Director of the Party History Institute of the WPK
- In office December 2009 – July 2026
- Supreme Leader: Kim Jong Il Kim Jong Un
- Preceded by: Kim Ki-nam

Personal details
- Born: Unknown
- Died: c. 22 July 2026
- Citizenship: North Korean
- Party: Workers' Party of Korea

= Kim Jong-im =

North Korean politician (1935–2026)

Kim Jong-im was a North Korean politician. She was one of the few women (among others, Kim Kyong-hui, Kim Rak-hui, and Han Kwang-bok) who performed the highest functions in the North Korean government apparatus. She was a member of the Central Committee of the Workers' Party of Korea and was a member of the Supreme People's Assembly.

==Life and career==
In 1985 she became the deputy director of the Party History Institute, formally an organizational unit of the Central Committee of the Workers' Party of Korea. From December 2009 she was the head of the Institute, replacing Kim Ki-nam. Pursuant to the decision of the 3rd Conference of the Korean Workers' Party, on 28 September 2010, Kim was elected for the first time to the Central Committee. In 2009 she was elected to the 12th convocation of the Supreme People's Assembly, representing the 157th electoral district.
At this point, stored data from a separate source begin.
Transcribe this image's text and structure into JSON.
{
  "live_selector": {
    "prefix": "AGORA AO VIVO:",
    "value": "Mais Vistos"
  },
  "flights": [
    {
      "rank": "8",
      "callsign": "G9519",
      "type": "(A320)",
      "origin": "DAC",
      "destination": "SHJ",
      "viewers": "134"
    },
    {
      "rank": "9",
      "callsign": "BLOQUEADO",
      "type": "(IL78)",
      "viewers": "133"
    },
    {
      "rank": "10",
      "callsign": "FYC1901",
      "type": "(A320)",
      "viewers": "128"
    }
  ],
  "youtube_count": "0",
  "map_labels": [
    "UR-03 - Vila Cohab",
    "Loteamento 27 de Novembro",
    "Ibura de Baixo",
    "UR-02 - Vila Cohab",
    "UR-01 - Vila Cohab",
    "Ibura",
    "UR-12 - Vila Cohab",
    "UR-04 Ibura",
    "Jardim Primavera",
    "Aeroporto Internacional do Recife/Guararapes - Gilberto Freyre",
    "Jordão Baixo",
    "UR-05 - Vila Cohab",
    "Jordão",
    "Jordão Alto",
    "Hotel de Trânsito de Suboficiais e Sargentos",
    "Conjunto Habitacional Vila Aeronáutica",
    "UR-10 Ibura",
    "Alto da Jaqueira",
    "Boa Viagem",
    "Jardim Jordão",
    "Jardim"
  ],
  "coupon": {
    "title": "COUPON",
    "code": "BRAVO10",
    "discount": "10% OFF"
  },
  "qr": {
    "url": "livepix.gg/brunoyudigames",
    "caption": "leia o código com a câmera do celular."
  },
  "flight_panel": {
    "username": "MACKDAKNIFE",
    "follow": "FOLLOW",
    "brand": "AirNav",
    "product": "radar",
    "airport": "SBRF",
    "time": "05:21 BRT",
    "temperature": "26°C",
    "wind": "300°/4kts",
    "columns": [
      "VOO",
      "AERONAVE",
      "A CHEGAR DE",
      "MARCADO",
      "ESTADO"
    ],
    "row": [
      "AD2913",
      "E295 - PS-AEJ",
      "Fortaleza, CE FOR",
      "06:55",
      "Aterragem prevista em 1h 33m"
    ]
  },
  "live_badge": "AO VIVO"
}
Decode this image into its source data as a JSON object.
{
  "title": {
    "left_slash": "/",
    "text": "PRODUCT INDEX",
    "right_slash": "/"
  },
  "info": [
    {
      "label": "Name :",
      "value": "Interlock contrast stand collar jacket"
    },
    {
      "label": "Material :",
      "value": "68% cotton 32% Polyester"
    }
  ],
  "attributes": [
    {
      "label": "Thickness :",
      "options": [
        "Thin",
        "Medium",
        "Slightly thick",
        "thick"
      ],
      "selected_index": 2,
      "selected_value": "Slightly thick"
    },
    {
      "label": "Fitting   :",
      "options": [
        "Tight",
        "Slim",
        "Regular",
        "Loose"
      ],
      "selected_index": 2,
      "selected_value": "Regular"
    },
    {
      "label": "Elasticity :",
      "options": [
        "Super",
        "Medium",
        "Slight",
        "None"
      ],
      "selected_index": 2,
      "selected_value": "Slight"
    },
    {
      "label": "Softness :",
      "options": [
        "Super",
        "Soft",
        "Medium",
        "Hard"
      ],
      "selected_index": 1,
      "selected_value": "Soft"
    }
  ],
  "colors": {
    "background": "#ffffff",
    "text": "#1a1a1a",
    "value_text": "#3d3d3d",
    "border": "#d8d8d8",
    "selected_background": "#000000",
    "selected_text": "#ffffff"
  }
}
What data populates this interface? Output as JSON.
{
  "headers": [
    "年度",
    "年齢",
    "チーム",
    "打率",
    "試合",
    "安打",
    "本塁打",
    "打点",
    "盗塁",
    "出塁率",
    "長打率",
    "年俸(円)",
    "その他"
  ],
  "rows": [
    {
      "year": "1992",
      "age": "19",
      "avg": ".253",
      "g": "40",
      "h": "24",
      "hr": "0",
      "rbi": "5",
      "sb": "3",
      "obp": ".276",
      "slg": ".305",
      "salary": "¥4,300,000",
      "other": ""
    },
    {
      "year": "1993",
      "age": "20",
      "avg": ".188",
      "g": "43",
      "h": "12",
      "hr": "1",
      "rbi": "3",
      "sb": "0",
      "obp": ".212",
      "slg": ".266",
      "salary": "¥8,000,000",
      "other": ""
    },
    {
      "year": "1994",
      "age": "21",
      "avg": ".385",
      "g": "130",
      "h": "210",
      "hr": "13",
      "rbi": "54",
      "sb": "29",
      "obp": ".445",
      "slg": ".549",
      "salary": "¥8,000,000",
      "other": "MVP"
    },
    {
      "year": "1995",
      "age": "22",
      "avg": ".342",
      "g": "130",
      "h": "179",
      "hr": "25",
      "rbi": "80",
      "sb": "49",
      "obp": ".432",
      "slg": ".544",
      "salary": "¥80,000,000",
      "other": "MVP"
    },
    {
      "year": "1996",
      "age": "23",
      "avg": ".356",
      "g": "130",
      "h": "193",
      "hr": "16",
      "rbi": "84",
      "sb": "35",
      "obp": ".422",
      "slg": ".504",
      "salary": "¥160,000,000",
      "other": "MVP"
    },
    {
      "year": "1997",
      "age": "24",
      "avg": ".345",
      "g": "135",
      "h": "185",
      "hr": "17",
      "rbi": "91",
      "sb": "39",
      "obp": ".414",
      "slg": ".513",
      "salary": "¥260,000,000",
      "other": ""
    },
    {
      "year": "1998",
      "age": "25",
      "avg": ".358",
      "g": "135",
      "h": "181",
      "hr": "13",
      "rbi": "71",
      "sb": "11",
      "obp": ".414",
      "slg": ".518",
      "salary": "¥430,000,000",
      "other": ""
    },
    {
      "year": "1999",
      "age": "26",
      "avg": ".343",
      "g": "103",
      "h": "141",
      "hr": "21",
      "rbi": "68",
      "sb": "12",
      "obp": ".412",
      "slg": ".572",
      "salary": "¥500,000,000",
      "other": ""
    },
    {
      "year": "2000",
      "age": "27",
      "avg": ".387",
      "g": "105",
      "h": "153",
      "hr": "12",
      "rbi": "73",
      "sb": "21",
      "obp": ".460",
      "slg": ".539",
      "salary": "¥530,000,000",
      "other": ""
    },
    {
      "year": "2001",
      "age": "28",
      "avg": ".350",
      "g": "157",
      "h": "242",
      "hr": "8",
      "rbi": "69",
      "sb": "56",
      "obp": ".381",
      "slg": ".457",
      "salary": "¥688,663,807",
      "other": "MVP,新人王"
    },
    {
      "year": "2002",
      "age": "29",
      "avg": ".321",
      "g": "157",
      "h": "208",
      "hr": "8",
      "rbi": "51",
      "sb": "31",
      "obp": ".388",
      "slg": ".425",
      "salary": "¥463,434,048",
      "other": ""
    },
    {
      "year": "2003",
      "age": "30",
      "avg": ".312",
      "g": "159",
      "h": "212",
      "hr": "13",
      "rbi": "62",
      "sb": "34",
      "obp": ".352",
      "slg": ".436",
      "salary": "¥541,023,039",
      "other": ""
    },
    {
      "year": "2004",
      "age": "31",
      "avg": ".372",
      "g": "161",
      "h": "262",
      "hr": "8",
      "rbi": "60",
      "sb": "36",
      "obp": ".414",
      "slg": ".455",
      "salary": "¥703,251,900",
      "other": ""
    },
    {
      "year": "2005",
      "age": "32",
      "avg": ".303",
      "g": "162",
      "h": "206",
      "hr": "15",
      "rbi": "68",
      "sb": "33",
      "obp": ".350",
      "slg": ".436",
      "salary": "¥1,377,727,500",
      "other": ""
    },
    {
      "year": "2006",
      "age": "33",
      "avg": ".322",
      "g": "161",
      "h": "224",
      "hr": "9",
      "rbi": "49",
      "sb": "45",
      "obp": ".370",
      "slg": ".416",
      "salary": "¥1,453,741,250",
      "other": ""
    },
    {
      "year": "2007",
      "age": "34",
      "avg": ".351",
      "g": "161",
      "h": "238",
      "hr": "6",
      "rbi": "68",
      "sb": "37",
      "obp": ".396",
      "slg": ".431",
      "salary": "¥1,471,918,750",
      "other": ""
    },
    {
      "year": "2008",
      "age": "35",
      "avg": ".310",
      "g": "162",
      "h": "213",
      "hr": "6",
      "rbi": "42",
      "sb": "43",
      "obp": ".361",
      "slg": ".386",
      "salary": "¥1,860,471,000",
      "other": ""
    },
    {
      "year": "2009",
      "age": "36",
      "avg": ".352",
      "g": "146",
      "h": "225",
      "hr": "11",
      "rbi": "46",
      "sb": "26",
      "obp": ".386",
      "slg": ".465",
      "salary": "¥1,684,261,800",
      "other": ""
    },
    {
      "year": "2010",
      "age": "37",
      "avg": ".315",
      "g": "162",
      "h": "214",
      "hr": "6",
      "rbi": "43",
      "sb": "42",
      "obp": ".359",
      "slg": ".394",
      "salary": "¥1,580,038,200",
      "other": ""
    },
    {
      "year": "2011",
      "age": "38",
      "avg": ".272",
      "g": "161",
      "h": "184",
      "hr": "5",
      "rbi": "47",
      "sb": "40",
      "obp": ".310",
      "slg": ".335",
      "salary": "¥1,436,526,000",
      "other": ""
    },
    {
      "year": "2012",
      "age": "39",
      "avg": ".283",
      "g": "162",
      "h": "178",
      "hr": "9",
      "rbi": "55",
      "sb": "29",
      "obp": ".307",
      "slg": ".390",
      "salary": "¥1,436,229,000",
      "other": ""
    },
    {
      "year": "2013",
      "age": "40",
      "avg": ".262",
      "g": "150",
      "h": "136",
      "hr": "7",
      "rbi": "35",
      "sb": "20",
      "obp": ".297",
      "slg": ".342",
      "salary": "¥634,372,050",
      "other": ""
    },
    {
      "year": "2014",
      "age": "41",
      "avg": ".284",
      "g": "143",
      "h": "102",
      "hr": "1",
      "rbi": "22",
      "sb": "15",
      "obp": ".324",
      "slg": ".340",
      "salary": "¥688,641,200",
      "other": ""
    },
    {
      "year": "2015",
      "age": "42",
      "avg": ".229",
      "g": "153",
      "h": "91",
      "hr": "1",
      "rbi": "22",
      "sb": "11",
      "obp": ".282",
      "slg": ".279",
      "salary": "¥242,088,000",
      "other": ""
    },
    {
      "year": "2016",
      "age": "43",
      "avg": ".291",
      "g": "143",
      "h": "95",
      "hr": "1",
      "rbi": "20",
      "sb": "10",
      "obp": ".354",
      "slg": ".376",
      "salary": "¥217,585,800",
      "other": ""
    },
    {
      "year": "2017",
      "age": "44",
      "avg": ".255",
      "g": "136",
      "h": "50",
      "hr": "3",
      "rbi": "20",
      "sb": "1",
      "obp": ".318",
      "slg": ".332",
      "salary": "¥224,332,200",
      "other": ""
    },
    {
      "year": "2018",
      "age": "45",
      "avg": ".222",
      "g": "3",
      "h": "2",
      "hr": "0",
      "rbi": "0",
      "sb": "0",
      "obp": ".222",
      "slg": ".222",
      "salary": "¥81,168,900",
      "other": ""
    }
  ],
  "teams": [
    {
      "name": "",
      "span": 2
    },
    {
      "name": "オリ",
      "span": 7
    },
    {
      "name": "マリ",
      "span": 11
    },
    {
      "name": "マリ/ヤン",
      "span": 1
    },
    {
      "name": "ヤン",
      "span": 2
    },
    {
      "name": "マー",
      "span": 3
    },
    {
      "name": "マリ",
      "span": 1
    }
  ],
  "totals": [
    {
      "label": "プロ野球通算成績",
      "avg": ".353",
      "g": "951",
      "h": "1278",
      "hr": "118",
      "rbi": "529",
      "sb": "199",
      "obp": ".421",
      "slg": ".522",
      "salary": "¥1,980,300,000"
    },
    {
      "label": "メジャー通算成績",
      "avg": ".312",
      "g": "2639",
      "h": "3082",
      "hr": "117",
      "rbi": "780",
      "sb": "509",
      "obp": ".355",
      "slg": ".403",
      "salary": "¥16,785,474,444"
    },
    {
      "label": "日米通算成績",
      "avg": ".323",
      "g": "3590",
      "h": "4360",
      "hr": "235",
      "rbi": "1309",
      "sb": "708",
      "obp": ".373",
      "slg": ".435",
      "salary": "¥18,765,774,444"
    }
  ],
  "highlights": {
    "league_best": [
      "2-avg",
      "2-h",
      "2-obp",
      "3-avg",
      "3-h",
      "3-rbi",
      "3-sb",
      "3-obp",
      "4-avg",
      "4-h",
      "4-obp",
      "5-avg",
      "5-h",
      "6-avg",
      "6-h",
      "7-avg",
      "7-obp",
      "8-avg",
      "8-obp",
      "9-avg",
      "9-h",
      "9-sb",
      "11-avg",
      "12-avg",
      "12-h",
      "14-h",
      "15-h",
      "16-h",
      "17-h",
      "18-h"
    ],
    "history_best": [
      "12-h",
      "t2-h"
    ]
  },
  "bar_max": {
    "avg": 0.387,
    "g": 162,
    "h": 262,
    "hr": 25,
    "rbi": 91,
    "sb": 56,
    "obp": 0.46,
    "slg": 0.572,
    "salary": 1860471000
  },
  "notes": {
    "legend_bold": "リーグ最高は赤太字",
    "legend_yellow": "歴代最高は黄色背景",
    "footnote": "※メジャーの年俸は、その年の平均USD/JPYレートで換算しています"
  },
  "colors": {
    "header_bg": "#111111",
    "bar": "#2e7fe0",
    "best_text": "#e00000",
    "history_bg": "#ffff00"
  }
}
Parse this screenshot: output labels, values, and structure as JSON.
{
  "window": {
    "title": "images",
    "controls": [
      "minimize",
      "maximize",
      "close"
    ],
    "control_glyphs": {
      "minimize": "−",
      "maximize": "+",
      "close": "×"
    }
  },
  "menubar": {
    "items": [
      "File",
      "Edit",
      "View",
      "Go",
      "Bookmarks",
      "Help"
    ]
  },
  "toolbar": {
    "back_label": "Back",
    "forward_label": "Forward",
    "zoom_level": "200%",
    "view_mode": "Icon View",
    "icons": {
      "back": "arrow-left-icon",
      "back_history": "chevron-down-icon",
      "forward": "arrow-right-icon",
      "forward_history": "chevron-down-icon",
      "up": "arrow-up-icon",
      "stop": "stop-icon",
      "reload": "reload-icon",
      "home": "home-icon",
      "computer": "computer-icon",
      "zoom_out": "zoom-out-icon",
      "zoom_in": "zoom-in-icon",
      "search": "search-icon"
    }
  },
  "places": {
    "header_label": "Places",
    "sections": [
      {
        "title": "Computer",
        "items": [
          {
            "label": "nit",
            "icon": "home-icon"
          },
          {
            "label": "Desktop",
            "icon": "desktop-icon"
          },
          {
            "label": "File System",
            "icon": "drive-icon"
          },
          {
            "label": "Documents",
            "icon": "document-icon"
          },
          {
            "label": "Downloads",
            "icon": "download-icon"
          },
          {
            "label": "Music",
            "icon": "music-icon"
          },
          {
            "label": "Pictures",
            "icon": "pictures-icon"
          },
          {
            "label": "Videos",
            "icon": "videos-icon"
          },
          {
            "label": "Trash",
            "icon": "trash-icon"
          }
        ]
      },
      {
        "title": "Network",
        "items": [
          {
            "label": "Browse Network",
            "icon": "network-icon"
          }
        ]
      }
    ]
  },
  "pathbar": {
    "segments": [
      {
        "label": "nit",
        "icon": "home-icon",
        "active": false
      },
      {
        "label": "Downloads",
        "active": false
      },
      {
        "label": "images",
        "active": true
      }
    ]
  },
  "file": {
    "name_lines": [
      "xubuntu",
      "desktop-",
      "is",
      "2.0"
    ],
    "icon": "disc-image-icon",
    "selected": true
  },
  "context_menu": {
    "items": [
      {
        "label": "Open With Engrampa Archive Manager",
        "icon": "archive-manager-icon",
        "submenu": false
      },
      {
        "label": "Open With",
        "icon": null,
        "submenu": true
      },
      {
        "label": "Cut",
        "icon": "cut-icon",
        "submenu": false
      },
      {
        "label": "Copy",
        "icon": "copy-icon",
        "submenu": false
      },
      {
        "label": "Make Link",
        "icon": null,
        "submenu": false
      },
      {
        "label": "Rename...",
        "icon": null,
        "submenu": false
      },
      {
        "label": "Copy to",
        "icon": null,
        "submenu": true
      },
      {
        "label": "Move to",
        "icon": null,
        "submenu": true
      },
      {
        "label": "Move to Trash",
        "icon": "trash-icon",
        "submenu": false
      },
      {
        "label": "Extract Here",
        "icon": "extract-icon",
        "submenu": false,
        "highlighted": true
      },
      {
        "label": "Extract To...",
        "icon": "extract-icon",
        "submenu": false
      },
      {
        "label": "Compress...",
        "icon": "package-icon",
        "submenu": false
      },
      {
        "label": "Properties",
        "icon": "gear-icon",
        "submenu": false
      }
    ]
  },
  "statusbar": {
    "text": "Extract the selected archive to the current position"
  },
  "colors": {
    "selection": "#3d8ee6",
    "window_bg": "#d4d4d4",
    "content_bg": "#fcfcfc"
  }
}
In 2016 she was elected full member of the 7th Central Committee of the Workers' Party of Korea.

After the death of Kim Jong Il in December 2011, Kim Jong-im was ranked in 41st place in the 232-person Funeral Committee.

On 23 July 2026, North Korean state media reported that Kim Jong-im had died. Kim Jong Un had sent a wreath to her bier on 22 July. However, the Korean Central News Agency did not mention her exact death date.